I have a three vessel RIMS system and just picked up an interesting kettle that was able to pressurize to transfer the boiled wort into the fermentor.
When I'm done boiling I run the boiled wort through a counterflow chiller....I let it recirculate in the BK so the cold break precipitates out. I use a Riptide pump to pump the wort into the fermenter.
Is there an advantage to using pressure? Is the pressure that of CO2, and the goal is to eliminate O2 pickup as you go from BK to fermenter?
I'm not sure it would matter much--we need to oxygenate the wort anyway if we used a starter, so it's not clear how much difference that makes.
If using dry yeast....maybe. You don't generally have to oxygenate the wort if using dry yeast. I don't know how much of the headspace above the wort in a BK could actually be replaced with CO2, though you could clearly knock down the amount of O2 occupying that space.
I don't know if im going to use it for my BK as I'm pretty happy with my current BK... But what about as a mash tun. once you have boiled off all the O2 in the HLT and started recirculating LODO strike water wouldn't a co2 purged sealed Mash tun virtually eliminate any risk of O2 effecting the wort?
I've given thought to the same thing from a different angle--I use a stainless kettle lid as a mash cap but it doesn't cover all the surface, just about maybe 85 or 90 percent. I've wondered about things like slowly bleeding CO2 into the headspace of the mash tun (same kind of idea, more or less), to eliminate intake of O2 into the mash.
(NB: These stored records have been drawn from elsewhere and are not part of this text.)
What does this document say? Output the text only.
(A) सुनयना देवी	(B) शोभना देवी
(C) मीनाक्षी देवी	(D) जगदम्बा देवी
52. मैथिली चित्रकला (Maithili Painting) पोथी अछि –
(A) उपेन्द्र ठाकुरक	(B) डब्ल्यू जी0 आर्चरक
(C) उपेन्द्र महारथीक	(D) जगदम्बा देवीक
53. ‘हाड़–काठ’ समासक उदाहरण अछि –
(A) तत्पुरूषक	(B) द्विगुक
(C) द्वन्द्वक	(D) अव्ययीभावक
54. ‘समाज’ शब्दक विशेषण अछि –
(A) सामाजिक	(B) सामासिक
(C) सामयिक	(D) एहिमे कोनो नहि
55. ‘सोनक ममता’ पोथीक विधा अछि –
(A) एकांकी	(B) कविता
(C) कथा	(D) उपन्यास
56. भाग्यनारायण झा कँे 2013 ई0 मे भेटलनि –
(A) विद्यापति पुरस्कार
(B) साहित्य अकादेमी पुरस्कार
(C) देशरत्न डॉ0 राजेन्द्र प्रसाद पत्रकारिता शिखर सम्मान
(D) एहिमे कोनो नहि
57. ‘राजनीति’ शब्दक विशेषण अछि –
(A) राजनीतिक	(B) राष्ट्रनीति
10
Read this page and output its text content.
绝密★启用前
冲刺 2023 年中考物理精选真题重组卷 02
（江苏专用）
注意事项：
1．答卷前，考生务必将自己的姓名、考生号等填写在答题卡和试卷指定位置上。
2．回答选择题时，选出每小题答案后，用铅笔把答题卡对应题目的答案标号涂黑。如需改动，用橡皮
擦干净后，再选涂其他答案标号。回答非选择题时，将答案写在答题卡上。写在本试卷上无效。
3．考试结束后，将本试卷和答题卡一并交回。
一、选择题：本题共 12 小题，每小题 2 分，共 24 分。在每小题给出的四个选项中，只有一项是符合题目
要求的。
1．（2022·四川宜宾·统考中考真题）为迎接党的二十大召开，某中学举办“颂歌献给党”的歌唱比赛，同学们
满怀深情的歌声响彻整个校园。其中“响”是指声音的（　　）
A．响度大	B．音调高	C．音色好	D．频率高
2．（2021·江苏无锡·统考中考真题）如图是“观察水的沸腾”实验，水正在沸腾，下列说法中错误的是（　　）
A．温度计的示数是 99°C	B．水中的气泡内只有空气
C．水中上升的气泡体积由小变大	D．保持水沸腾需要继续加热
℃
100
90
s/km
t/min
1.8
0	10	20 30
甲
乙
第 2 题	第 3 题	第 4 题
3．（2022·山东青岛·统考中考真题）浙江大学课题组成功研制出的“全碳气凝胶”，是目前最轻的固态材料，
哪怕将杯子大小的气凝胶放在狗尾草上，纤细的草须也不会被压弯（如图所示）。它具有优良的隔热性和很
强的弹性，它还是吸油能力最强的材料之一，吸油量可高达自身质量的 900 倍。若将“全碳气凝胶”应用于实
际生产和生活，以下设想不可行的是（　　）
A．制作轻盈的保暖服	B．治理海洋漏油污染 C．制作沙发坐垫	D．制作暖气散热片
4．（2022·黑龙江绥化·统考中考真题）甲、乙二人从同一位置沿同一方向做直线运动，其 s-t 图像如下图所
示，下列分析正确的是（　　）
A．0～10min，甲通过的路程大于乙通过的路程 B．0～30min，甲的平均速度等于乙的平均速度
If yours was enclosed, you could theoretically purge the headspace.....
<thinking out loud ON> One reason I use campden tablets (crushed) in my strike water after pre-boiling is to act as an oxygen scavenger during the mash. That's to offset my imperfect mash cap. I'm wondering just how much O2 uptake there is during the mash. The wort coming out of the mash tun is much more flavorful than w/o LODO concern, so I know what I'm doing is working....at least to some extent.
Wondering how much gain I could have if I could completely isolate the mash from the atmospheric O2.....
<still thinking> Along the same lines, after I add the crushed grain to the MT but before I begin underletting, I hit that mash tun with 30-60 seconds of CO2 through the valve and sight glass, trying to purge that MT from the bottom up. Then when the strike water is going in, the theory is the water pushes the CO2 up through the grain as it rises, ending up with a MT headspace of more CO2 than would otherwise be the case.
And I thought my setup looked complicated. Holy cow! Would you give us a detailed explanation of what's going on there?